Обливавший его пот прохлаждал его, а солнце, жегшее спину, голову и засученную по локоть руку, придавало крепость и упорство в работе; и
чаще и чаще приходили те минуты бессознательного состояния, когда можно было не думать о том, что делаешь. Коса резала сама собой. Это были
счастливые минуты. Еще радостнее были минуты, когда, подходя к реке, в которую утыкались ряды, старик обтирал мокрою густою травой косу,
полоскал ее сталь в свежей воде реки, зачерпывал брусницу и угощал Левина.
- Ну-ка, кваску моего! А, хорош? - говорил он, подмигивая.
И действительно, Левин никогда не пивал такого напитка, как эта теплая вода с плавающею зеленью и ржавым от жестяной брусницы вкусом.
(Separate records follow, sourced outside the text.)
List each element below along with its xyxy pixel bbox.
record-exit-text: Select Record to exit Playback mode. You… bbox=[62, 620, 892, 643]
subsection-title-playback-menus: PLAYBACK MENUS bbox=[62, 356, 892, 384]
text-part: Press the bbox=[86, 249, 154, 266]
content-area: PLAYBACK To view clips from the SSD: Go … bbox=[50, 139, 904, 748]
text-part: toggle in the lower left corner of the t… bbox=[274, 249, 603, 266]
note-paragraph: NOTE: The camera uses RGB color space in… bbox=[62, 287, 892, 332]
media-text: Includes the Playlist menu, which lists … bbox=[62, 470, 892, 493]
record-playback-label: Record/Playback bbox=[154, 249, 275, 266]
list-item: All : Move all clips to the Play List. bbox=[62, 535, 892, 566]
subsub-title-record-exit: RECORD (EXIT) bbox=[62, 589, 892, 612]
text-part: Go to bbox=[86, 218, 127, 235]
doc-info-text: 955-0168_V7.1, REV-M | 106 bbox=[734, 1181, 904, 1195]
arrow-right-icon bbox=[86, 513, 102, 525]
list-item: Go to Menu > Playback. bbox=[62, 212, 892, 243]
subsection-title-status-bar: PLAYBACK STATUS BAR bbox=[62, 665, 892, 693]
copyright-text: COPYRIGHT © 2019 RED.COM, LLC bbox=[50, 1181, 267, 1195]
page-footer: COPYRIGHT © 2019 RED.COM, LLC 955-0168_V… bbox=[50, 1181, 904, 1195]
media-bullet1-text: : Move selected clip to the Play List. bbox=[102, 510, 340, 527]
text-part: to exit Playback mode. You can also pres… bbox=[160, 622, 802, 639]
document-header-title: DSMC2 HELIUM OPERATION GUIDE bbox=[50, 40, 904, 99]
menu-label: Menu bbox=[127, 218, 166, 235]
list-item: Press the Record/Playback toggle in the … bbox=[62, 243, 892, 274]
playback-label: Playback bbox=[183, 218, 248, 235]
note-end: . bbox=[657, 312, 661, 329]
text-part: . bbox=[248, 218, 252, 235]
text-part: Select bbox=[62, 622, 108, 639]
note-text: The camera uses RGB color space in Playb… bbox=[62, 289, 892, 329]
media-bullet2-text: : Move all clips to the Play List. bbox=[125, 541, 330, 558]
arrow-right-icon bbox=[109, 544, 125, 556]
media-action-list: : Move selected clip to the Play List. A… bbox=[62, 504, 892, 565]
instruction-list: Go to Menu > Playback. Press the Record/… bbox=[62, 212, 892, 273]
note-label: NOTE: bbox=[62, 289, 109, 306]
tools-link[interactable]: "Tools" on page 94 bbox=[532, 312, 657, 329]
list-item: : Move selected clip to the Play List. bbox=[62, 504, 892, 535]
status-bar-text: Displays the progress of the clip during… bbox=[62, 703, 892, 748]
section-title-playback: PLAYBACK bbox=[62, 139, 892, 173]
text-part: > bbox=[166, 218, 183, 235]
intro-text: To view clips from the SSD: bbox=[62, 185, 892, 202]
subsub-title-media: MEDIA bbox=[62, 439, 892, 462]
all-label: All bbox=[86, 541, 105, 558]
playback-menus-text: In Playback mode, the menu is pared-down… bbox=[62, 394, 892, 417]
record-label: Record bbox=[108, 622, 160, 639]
И
тотчас после этого наступала блаженная медленная прогулка с рукой на косе, во время которой можно было отереть ливший пот, вздохнуть полною
грудью и оглядеть всю тянущуюся вереницу косцов и то, что делалось вокруг, в лесу и в поле.
Чем долее Левин косил, тем чаще и чаще он чувствовал минуты забытья, при котором уже не руки махали косой, а сама коса двигала за собой все
сознающее себя, полное жизни тело, и, как бы по волшебству, без мысли о ней, работа правильная и отчетливая делалась сама собой. Это были самые
блаженные минуты.
Трудно было только тогда, когда надо было прекращать это сделавшееся бессознательным движенье и думать, когда надо было окашивать кочку или
невыполонный щавельник. Старик делал это легко. Приходила кочка, он изменял движенье и где пяткой, где концом косы подбивал кочку с обеих сторон
коротенькими ударами. И, делая это, он все рассматривал и наблюдал, что открывалось перед ним, то он срывал кочеток, съедал его или угощал
Левина, то отбрасывал носком косы ветку, то оглядывал гнездышко перепелиное, с которого из-под самой косы вылетала самка, то ловил козюлю,
попавшуюся на пути, и, как вилкой подняв ее косой, показывал Левину и отбрасывал.
И Левину и молодому малому сзади его эти перемены движений были трудны. Они оба, наладив одно напряженное движение, находились в азарте
работы и не в силах были изменять движение и в то же время наблюдать, что было перед ними.
Левин не замечал, как проходило время. Если бы спросили его, сколько времени он косил, он сказал бы, что полчаса, - а уж время подошло к
обеду. Заходя ряд, старик обратил внимание Левина на девочек и мальчиков, которые с разных сторон, чуть видные, по высокой траве и по дороге шли
к косцам, неся оттягивавшие им ручонки узелки с хлебом и заткнутые тряпками кувшинчики с квасом.
- Вишь, козявки ползут! - сказал он, указывая на них, и из-под руки поглядел на солнце.
Прошли еще два ряда, старик остановился.
- Ну, барин, обедать! - сказал он решительно. И, дойдя до реки, косцы направились через ряды к кафтанам, у которых, дожидаясь их, сидели
дети, принесшие обеды. Мужики собрались - дальние под телеги, ближние - под ракитовый куст, на который накидали травы.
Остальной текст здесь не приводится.